For another statement, assuming GRH, that the average value of the order is quite large, see for example Thm. 2 of Kurlberg and Pomerance:
ON A PROBLEM OF ARNOLD: THE AVERAGE
MULTIPLICATIVE ORDER OF A GIVEN INTEGER

https://math.dartmouth.edu/~carlp/arnoldfinal.pdf

b) Your question whether $\frac{p-1}{\text{ord}_p(2)}$ can actually be
bounded has appeared in the Monthly a while ago:

E3216
Jon Froemke, Jerrold W. Grossman, O. P. Lossers
The American Mathematical Monthly, Vol. 96, No. 4 (Apr., 1989), p. 361.

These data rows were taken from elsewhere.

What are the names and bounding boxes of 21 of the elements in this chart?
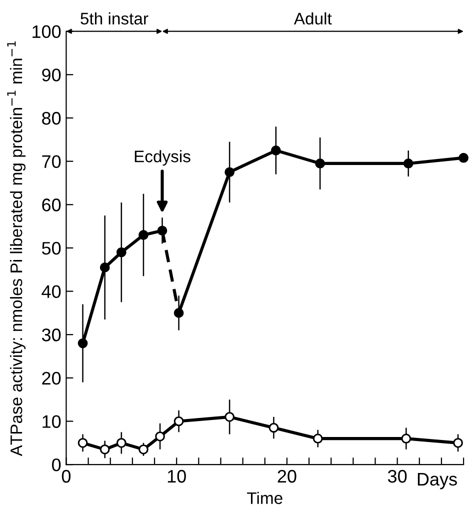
y-tick-label: 20 bbox=[42, 372, 61, 385]
y-tick-label: 70 bbox=[42, 155, 61, 168]
x-tick-label: 30 bbox=[388, 470, 407, 483]
annotation: Ecdysis bbox=[134, 150, 190, 166]
y-tick-label: 80 bbox=[42, 112, 61, 125]
y-tick-label: 60 bbox=[42, 198, 61, 212]
y-tick-label: 10 bbox=[42, 415, 61, 428]
y-tick-label: 0 bbox=[52, 458, 61, 472]
y-tick-label: 40 bbox=[42, 285, 61, 298]
text: Days bbox=[418, 473, 457, 490]
y-axis-title: ATPase activity: nmoles Pi liberated mg protein$^{−1}$ min$^{−1}$ bbox=[7, 41, 26, 456]
y-tick-label: 100 bbox=[32, 25, 61, 38]
y-tick-label: 90 bbox=[42, 68, 61, 82]
x-tick-label: 0 bbox=[62, 470, 71, 483]
y-tick-label: 50 bbox=[42, 242, 61, 255]
x-tick-label: 20 bbox=[278, 470, 296, 483]
y-tick-label: 30 bbox=[42, 328, 61, 342]
text: Adult bbox=[294, 12, 332, 25]
text: 5th instar bbox=[80, 12, 148, 25]
x-tick-label: 10 bbox=[168, 470, 186, 483]
x-axis-title: Time bbox=[247, 492, 282, 504]
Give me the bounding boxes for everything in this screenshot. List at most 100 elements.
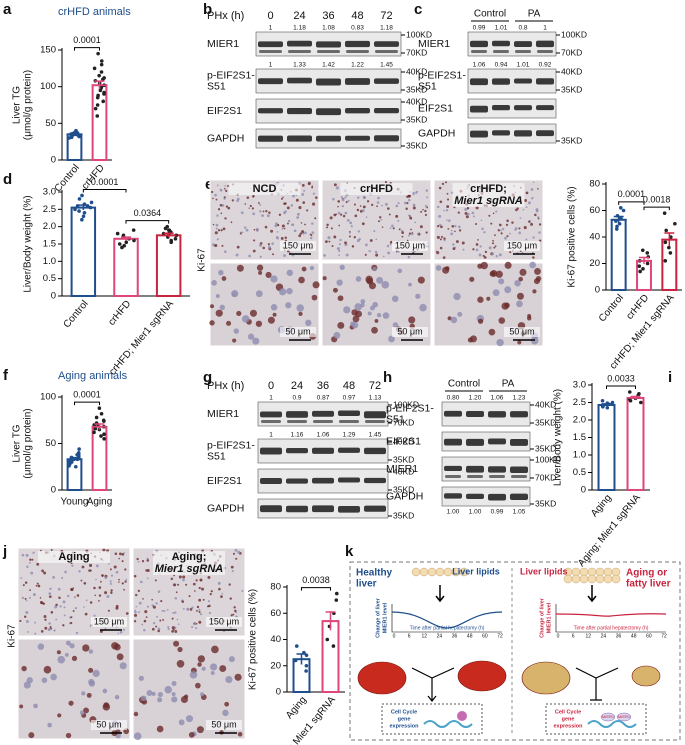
nucleus bbox=[220, 212, 223, 215]
y-tick-label: 0.5 bbox=[573, 467, 586, 478]
nucleus bbox=[392, 322, 399, 328]
nucleus bbox=[95, 578, 97, 581]
nucleus bbox=[178, 719, 185, 726]
quantification: 1.06 bbox=[317, 432, 330, 439]
p-value: 0.0001 bbox=[73, 35, 101, 45]
nucleus bbox=[135, 593, 138, 597]
nucleus bbox=[104, 576, 108, 580]
nucleus bbox=[302, 201, 306, 204]
nucleus bbox=[59, 605, 62, 608]
gene-box-label: expression bbox=[553, 723, 583, 729]
nucleus bbox=[232, 613, 235, 616]
nucleus bbox=[311, 231, 315, 234]
nucleus bbox=[447, 316, 452, 321]
nucleus bbox=[287, 219, 291, 223]
nucleus bbox=[141, 559, 145, 563]
data-point bbox=[99, 434, 103, 438]
quantification: 1.29 bbox=[343, 432, 356, 439]
nucleus bbox=[364, 253, 367, 256]
nucleus bbox=[354, 214, 358, 218]
quantification: 1.06 bbox=[491, 395, 504, 402]
chart-title: Aging animals bbox=[58, 370, 128, 382]
nucleus bbox=[191, 606, 194, 609]
data-point bbox=[610, 400, 615, 405]
band bbox=[471, 50, 487, 53]
data-point bbox=[99, 59, 104, 63]
nucleus bbox=[110, 574, 114, 577]
nucleus bbox=[376, 205, 378, 208]
nucleus bbox=[146, 689, 153, 696]
nucleus bbox=[424, 209, 427, 213]
nucleus bbox=[31, 558, 34, 561]
data-point bbox=[334, 598, 339, 602]
size-marker: 40KD bbox=[393, 466, 414, 476]
nucleus bbox=[89, 563, 93, 568]
band bbox=[316, 78, 341, 86]
error-bar bbox=[661, 232, 678, 247]
protein-name: EIF2S1 bbox=[386, 435, 421, 447]
quantification: 1 bbox=[269, 62, 273, 69]
nucleus bbox=[295, 198, 299, 202]
quantification: 1.18 bbox=[293, 25, 306, 32]
x-tick-label: Aging bbox=[87, 497, 113, 508]
nucleus bbox=[453, 292, 461, 301]
nucleus bbox=[26, 630, 29, 633]
nucleus bbox=[419, 225, 423, 229]
band bbox=[258, 135, 283, 142]
size-marker: 35KD bbox=[393, 484, 414, 494]
nucleus bbox=[532, 236, 535, 239]
nucleus bbox=[106, 595, 110, 598]
quantification: 1 bbox=[269, 395, 273, 402]
nucleus bbox=[28, 732, 35, 739]
nucleus bbox=[70, 621, 73, 625]
nucleus bbox=[315, 196, 318, 199]
nucleus bbox=[284, 202, 287, 205]
panel-letter: c bbox=[414, 1, 422, 18]
nucleus bbox=[140, 695, 147, 702]
dna bbox=[587, 720, 637, 728]
nucleus bbox=[397, 219, 400, 222]
nucleus bbox=[276, 231, 279, 233]
nucleus bbox=[448, 219, 451, 222]
nucleus bbox=[270, 229, 274, 233]
protein-name: EIF2S1 bbox=[418, 102, 453, 114]
mini-tick: 48 bbox=[467, 633, 473, 639]
p-value: 0.0001 bbox=[73, 390, 101, 400]
nucleus bbox=[143, 619, 147, 623]
nucleus bbox=[50, 610, 54, 614]
nucleus bbox=[195, 627, 198, 630]
nucleus bbox=[164, 685, 172, 694]
nucleus bbox=[436, 224, 440, 228]
nucleus bbox=[196, 726, 204, 734]
nucleus bbox=[538, 223, 542, 226]
nucleus bbox=[88, 667, 94, 673]
comparison-bracket bbox=[301, 587, 331, 591]
nucleus bbox=[378, 216, 382, 219]
nucleus bbox=[268, 211, 271, 214]
nucleus bbox=[180, 695, 188, 703]
nucleus bbox=[195, 682, 201, 689]
group-label: PA bbox=[502, 379, 515, 390]
data-point bbox=[102, 437, 106, 441]
comparison-bracket bbox=[618, 201, 645, 205]
nucleus bbox=[415, 191, 418, 194]
data-point bbox=[73, 464, 78, 469]
band bbox=[287, 77, 312, 84]
error-bar bbox=[627, 395, 644, 400]
nucleus bbox=[330, 227, 333, 230]
nucleus bbox=[518, 231, 522, 235]
nucleus bbox=[367, 311, 372, 316]
nucleus bbox=[155, 602, 158, 605]
band bbox=[316, 41, 341, 48]
nucleus bbox=[533, 278, 540, 285]
blot-frame bbox=[441, 431, 531, 452]
panel-letter: f bbox=[3, 367, 9, 384]
nucleus bbox=[25, 599, 28, 602]
title-bg bbox=[153, 551, 225, 563]
nucleus bbox=[171, 696, 178, 703]
data-point bbox=[166, 228, 171, 232]
nucleus bbox=[411, 232, 414, 236]
nucleus bbox=[261, 214, 264, 217]
y-tick-label: 20 bbox=[270, 660, 281, 671]
mini-tick: 12 bbox=[586, 633, 592, 639]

http://www.jstor.org/stable/2324098?seq=1#page_scan_tab_contents

In short, the published solution gives a proof that it is not bounded, based on
Dirichlet's theorem on primes in progression, and mentions that other
proofs exist that are "not completely elementary",
(e.g. including Chebotarev).

c) Unconditionally, one can show that $\text{ord}_p(2)\geq p^{1/2 + \varepsilon(p)}$, for most primes, where $\varepsilon(p)$ tends to 0, as $p$ tends to infinity. See Erdos and Ram Murty,
On the order of a mod p, CRM Proceedings and Lecture Notes, Volume 19, (1999) pp. 87-97.
http://www.mast.queensu.ca/~murty/erdos.dvi

Moreover, one can show that for a positive proportion of primes
the order is a bit larger, $> p^{0.677}$, where the exponent comes from a result of Baker and Harman on the largest prime factor of $p-1$.
See Lemma 20, Kurlberg and Pomerance, On the period of the linear congruential and power generators, P. Kurlberg and C. Pomerance, Acta Arith. 119 (2005), 149–169.
http://www.math.dartmouth.edu/~carlp/PDF/par13.pdf

In other words, what is known unconditionally is much weaker than what is known on GRH.